Выбрать главу

11. Он дал понять попечителям городских участков, что в случае клеветы они сами скорее погибнут, чем те, кого они предадут в качестве преступников. И некоторые, в виду подозрений в таком деле, узрели свои бока полосуемыми ударами, а те, которые по справедливости навлекли на себя обвинение, уличенные с величайшею строгостью, преданы были палачу. Итак и справедливость судьи устранила всякий неправый страх.

12. «Распространилась, скажет иной, молва, что нагрянут воины, чтобы истребить копьями и мечами жителей». Но никто не знает, чтобы когда-нибудь это бывало в случаях проступков со стороны городов. Ведь было бы бессмыслицей желать такого возмездия, какое в убыток налагающему его. А немалый, конечно, убыток государю погибель города. Тому, кто поступает так в гневе. свойственно,, конечно, не щадить и неодушевленные предметы. Какой же царь стал бы подвергать город такому возмездию, которое должно было уменьшить его державу?

13. Впрочем, если бы нечто подобное и было предпринято другими, не следовало бы думать, что последует за ними этот государь, который более рад не наказывать, чем наказывать. Свидетелем того время его царствования, которое знает за ним много случаев прощения во многих местах. Даже тех, кто возжелали самой царской власти и которым приговор делал смерть неминуемою, он спасал и оставлял жить.
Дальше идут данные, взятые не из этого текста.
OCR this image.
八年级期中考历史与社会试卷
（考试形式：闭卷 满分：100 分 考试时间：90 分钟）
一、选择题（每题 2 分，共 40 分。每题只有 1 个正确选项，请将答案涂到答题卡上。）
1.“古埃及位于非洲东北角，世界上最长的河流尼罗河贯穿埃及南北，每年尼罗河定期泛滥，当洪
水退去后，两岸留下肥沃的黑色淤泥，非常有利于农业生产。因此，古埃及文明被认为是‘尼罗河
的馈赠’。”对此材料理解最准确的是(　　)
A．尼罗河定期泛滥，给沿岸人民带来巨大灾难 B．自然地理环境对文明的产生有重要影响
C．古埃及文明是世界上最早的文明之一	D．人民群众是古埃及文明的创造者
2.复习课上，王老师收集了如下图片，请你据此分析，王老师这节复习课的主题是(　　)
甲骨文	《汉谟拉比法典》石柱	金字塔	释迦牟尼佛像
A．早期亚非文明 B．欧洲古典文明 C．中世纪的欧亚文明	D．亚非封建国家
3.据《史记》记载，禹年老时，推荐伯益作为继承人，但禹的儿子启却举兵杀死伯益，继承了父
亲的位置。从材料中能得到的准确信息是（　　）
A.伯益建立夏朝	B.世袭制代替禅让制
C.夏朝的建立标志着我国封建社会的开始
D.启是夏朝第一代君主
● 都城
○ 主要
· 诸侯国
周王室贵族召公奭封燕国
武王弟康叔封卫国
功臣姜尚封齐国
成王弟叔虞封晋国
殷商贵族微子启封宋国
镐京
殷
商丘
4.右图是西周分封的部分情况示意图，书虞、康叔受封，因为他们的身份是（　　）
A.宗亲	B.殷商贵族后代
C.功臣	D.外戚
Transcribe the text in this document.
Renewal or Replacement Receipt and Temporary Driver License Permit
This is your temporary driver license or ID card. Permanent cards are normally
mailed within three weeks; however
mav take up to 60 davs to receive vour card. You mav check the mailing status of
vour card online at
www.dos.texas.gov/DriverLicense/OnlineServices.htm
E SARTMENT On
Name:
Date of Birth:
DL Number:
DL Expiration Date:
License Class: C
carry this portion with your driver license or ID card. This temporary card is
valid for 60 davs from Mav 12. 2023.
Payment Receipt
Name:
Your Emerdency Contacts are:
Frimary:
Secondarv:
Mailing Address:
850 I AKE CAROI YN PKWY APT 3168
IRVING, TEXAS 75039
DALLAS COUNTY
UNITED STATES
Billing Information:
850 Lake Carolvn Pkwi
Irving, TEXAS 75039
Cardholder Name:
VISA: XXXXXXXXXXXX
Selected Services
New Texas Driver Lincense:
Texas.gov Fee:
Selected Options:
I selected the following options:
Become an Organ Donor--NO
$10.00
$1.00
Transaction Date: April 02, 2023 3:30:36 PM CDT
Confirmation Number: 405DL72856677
14. Следовательно, и тот, кто опасался предоставления имущества в городе в жертву грабежу, что уже делали иные государи, дозволив воинам грабить, предварив их, в какую часть дня должен иметь этот разгром место, и они, мне кажется, боялись без основания. Ведь в отсутствие государей подобное никоим образом не делается, в случае же присутствия, если бы он пожелал и этим путем наказать, закон, говорят, не препятствует.

15. И это можно было слышать от людей, точно осведомленных в этом предмете, какие много раз уже служили военачальниками у царей. Узнав то от них; обходя город, я восклицал: «Что встревожились вы, чем напуганы, что измышляете воображаемые ужасы?», но мои речи признаны были пустыми. Жители уходили, и при том не смотря на то, что тот, кто так говорил, не уходил. Ведь это, да, это самое важное для уверения, дело, следующее за словом, и факт, что я оставался, подтверждавший мои речи.

16. Если бы, действительно, уговаривая других мужаться, сам я поступал бы как те, кто боялись, и переселялся, они, конечно, считали бы более надежным совет, данный на деле. Если же я ничего не менял ни в чем ив своих дел, как было до беспорядка, неправы были те, кто не подражал мне, если б только они не стали утверждать, что я жаждал смерти и стремился к кончине от меча. Но никто настолько не бывает несчастен, если даже он сильно тяготится старостью.

17. Итак, в то время, как выезд большинства населения был недобросовестен, еще больше была вина тех, кто возвышены над толпою, которые бывали правителями городов, администраторами провинций, получивши почести, быв по справедливости обязаны отблагодарить город, где живут, и царство, благодаря коему их уделом являются и слава, и браки, и деньги, всем этим пренебрегши, сколько от них зависело, губили для государя город.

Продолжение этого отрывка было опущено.